Campuses consider allowing students to choose preferred names on IDs
New Mexico joins the trend
Another institution that’s on the path to preferred names is the University New Mexico. An initiative at the institution hopes to raise awareness of the preferred name topic and establish best practices for other projects.
“UNM is looking at where names are used on campus and where we can offer members of the university community the option to use preferred name,” says Carolyn Hartley, manager of The University of New Mexico’s LoboCard Office. “We are in the process of working out the logistics now, with the goal of allowing maximum flexibility to students, staff and faculty, while maintaining the university’s integrity by providing oversight.”
Hartley has been an active advocate for preferred names on campus cards, organizing a lively roundtable discussion at NACCU 2015 in New Orleans, championing an on-campus working group and more recently compiling an email listserv for universities to collaborate and engage on the topic.
According to Hartley, there are a number of topics under discussion at New Mexico surrounding preferred names.
In addition to discussing whether to allow both preferred first and last names, Hartley has also considered whether to require legal names to be printed on cards along with preferred names. “We’re also looking at how much oversight is required when allowing users to submit a preferred name to prevent inappropriate or offensive language, or for inappropriate purposes such as misrepresentation,” she adds.
Hartley says the key will be to both maximize personal options and minimize administrative overhead, while providing enough oversight to preserve the university’s legal and academic integrity.
At the University of New Mexico, parameters will be established to define appropriateness, reasons for name change and character length. “As long as the use of the preferred name is not for the purpose of misrepresentation, the university acknowledges that a preferred name can and should be used where possible in the course of university business and education,” Hartley adds.
A software solution
Hartley is also looking into how much modification would be necessary within the institution’s Banner student information system to support preferred names. “We’re looking into whether we can encourage Ellucian (Banner developer) to make these changes part of a baseline offering delivered in the next Banner version,” says Hartley.
She explains that the university’s card production system does enable employees to add a field for preferred name, and there are plans to create a badge layout for preferred names. “I’d like to see a process that sends records to the badging software, looks at the ‘preferred name’ field in Banner and if it’s null, assign the standard layout to the student’s record,” she says. “If it contains data, the preferred name layout will be assigned.”
The solution that Hartley is alluding to would cut down on in-person conversation at the time of card issuance. “The whole point is not outing a student unnecessarily,” explains Hartley. “From the card office perspective, I’d like to see automation drive the process so that we don’t have a huge question and answer exchange at the service desk.”
Though the University of New Mexico is still in the early stages, a vision for the process has already emerged.
“Our intent is to collect the information centrally, probably via self-service Banner, review it for appropriateness, push the information into Banner, and have that information flow to a number of other campus systems, including our carding software,” Hartley explains.
What’s in a name?
As for Hartley’s championing of the preferred name issue, her efforts are certainly drawing attention to a growing issue in the campus card community.
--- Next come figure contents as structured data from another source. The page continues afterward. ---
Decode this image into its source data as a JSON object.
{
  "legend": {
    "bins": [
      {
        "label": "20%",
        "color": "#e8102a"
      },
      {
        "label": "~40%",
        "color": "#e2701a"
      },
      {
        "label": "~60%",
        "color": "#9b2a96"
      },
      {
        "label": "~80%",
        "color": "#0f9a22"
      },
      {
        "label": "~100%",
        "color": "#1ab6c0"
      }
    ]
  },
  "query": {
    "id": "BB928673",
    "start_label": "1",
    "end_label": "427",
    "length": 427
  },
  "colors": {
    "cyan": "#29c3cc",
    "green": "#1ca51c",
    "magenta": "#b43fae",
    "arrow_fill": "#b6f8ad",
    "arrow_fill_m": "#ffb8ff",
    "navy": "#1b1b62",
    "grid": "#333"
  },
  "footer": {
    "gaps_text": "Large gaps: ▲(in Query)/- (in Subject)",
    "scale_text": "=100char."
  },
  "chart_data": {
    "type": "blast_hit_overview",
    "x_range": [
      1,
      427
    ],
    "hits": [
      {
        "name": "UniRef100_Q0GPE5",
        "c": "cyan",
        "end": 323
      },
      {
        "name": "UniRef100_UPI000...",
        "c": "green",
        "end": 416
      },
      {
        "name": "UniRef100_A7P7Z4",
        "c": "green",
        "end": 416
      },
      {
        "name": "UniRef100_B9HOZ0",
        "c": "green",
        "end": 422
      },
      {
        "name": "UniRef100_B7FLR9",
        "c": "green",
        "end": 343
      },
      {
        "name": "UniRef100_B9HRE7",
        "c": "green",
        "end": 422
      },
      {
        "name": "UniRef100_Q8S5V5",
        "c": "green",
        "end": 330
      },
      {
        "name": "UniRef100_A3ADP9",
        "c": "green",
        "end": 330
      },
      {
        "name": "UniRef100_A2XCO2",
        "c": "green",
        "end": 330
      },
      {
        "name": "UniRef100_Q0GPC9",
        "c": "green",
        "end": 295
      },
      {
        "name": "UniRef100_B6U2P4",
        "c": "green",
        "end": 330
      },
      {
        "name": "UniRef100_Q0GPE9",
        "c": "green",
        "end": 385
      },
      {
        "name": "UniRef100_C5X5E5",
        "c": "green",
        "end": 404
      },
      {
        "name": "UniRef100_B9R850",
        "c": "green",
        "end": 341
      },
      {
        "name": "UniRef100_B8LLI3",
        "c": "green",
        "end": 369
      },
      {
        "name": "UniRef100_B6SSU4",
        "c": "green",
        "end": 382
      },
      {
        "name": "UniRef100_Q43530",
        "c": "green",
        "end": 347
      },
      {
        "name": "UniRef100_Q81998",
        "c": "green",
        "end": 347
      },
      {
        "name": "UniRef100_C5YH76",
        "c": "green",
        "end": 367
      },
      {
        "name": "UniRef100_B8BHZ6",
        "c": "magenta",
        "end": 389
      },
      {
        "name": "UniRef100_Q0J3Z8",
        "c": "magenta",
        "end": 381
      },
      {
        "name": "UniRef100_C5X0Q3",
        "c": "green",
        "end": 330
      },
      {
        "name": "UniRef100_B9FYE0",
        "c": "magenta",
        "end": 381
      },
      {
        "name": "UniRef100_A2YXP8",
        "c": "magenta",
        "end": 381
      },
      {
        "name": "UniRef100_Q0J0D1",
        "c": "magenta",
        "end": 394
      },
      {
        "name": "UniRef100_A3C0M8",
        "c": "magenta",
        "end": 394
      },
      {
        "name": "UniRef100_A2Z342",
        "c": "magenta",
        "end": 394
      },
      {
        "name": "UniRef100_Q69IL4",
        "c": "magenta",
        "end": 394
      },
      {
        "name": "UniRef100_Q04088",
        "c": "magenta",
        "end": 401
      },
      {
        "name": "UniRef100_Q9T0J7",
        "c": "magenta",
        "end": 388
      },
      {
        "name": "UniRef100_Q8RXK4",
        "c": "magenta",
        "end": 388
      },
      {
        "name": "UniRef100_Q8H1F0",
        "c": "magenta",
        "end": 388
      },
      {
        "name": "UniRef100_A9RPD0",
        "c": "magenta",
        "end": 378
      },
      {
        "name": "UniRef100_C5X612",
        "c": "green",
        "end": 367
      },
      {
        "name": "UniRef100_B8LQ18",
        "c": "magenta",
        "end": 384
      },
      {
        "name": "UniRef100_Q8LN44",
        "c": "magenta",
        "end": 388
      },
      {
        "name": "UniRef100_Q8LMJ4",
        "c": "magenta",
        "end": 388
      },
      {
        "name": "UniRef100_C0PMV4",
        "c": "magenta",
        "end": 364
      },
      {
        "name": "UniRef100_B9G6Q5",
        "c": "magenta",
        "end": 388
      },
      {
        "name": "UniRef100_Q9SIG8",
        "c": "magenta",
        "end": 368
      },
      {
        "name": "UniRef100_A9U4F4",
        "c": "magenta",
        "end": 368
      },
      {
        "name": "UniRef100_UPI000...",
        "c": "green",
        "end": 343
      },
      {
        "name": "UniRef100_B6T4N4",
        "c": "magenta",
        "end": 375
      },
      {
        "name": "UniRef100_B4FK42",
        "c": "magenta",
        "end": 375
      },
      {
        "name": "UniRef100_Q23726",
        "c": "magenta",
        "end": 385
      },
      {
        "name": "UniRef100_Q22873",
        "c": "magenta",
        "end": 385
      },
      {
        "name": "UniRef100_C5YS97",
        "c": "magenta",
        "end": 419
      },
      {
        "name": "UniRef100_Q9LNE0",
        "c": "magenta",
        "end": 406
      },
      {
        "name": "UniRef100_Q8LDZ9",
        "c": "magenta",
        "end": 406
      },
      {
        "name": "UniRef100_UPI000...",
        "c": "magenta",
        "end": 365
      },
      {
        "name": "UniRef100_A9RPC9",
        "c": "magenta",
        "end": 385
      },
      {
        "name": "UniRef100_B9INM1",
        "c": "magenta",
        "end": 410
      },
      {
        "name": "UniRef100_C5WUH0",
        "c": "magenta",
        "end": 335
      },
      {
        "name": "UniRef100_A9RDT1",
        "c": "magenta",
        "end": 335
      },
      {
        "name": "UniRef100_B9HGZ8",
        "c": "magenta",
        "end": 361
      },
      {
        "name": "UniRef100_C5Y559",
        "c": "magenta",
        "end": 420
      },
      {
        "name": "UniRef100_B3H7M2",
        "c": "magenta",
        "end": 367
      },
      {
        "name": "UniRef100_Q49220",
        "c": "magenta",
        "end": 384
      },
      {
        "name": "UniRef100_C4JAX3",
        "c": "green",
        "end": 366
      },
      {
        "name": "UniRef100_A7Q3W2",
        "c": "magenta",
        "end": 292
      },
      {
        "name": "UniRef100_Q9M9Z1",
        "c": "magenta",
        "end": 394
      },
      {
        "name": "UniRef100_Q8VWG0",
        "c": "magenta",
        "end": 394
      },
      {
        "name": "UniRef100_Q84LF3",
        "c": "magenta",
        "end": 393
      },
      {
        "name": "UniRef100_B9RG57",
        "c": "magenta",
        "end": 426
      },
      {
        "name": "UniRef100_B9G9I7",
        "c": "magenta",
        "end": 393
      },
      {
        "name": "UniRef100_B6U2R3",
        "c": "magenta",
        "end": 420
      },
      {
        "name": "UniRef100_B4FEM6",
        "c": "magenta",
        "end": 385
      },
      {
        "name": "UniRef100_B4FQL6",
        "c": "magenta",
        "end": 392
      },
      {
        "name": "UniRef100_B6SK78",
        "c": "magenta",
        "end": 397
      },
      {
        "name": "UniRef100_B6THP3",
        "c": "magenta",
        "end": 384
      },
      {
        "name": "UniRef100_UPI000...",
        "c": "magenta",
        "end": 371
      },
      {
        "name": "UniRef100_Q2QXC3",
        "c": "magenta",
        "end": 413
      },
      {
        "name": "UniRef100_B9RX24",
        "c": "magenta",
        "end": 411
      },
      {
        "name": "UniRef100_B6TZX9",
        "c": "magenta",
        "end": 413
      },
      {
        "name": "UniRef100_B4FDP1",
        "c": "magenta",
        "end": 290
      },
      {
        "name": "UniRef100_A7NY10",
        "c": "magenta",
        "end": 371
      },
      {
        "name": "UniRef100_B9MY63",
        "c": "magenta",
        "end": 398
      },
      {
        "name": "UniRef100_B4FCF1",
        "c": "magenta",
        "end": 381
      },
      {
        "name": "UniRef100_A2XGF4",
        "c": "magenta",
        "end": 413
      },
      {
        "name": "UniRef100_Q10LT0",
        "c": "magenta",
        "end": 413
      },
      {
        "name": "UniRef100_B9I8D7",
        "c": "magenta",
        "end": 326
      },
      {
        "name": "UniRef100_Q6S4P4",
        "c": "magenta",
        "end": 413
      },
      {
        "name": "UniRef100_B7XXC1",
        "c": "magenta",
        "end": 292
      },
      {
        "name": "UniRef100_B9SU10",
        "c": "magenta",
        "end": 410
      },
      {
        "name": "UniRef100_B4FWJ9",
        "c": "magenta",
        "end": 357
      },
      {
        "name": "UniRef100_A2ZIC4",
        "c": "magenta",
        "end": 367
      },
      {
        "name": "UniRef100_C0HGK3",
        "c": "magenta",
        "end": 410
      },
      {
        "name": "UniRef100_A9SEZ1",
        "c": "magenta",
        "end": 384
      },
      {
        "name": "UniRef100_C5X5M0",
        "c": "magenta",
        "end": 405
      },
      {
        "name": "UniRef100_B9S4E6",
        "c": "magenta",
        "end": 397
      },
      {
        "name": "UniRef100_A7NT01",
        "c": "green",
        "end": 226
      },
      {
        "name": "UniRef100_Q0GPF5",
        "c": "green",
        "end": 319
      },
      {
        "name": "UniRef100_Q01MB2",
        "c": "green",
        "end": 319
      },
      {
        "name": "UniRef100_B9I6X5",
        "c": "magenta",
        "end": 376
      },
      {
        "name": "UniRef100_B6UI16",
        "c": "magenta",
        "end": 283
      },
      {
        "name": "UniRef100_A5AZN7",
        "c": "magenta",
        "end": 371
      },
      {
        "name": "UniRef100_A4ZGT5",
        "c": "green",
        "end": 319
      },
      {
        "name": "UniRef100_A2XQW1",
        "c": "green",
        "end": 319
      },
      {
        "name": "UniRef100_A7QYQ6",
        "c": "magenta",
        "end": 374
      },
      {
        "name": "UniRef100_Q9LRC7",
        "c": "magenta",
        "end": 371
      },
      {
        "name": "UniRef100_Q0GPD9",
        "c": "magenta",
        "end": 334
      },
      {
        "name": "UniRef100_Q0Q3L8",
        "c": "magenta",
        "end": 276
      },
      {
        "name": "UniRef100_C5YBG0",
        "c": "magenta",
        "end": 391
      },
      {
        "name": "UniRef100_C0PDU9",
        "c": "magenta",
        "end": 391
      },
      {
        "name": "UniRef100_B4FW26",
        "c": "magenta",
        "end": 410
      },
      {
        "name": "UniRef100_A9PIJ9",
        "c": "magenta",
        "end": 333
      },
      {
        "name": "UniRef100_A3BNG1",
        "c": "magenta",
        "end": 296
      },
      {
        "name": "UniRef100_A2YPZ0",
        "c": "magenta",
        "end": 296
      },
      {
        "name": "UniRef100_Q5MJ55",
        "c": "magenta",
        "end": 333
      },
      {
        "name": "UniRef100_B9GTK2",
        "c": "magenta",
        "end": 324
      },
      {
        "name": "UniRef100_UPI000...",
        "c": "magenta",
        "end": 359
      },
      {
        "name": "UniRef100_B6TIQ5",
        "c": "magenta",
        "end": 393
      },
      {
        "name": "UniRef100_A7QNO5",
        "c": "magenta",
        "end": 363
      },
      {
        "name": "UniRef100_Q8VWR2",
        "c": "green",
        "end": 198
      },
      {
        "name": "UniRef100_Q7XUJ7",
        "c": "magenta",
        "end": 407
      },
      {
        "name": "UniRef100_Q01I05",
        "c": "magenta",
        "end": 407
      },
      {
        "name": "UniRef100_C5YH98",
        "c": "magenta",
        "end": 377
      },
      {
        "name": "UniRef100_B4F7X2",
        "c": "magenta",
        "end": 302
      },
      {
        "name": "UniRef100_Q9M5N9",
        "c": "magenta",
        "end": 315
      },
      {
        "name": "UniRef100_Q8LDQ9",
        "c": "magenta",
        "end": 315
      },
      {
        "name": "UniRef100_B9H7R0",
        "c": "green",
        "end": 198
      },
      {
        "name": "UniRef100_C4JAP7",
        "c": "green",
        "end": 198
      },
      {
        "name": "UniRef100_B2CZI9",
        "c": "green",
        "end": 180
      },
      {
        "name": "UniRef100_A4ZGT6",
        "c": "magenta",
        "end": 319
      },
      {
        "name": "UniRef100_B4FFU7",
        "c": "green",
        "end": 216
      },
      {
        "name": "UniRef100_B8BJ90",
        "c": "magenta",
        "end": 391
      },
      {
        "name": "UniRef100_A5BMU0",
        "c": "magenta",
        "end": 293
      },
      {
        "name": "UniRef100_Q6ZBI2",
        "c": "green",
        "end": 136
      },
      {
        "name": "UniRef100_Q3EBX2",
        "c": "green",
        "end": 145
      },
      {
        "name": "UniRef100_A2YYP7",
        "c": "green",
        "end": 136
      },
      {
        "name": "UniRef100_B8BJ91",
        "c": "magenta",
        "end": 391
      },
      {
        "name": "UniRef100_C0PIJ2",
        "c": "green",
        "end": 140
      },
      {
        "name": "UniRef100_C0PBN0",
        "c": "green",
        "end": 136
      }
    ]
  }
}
It’s an issue that, unfortunately, is partially the result of negative student experiences.
“The working group was inspired by several truly negative situations experienced by transgender students within the classroom setting,” explains Hartley. “It went so far as one student being threatened with a charge of academic dishonesty.”
As the manager for New Mexico’s LoboCard Office, Hartley was contacted regarding the issue and readily volunteered to be part of an on-campus working group. “The director of the LGBTQ Resource Center approached our Provost with the student narratives and he immediately supported the effort,” says Hartley. “The goal of the working group is to support the University’s ideals of inclusion and a respectful campus environment.”
The working group is tasked with researching the issues and developing a plan. In addition to Hartley, it is made up of the University Registrar, the LGBTQ Resource Center Director, the LGBTQ Resource Center’s Trans-Inclusion Specialist, and the manager of the IT team that feeds Banner data to the university’s carding software.
The way forward
The preferred name issue runs far deeper than a simple moniker or namesake. The name we use to identify ourselves includes the identity that we claim.
The use of preferred names on campus cards is not a distant issue, but rather has already arrived.
Hartley points out that preferred names have been a topic at a number of national conferences this year including NACCU, Ellucian, Illinois State Board of Education Special Ed Conference, American Association of Collegiate Registrars and Admissions Officers and more.
With so many universities facing the issue, a viable, proven solution will be required to tackle the issue on a larger scale. The good news is that some pioneers are already paving the way for others to follow.
“A number of universities have developed policy statements asserting their intention to honor preferred name as much as possible, and many of them have created manual processes to enable the use of preferred name in key systems such as email and the campus directory,” she explains. “Some have been able to integrate preferred names into their student information systems, and a few have even managed to automate it all the way through to their card systems.”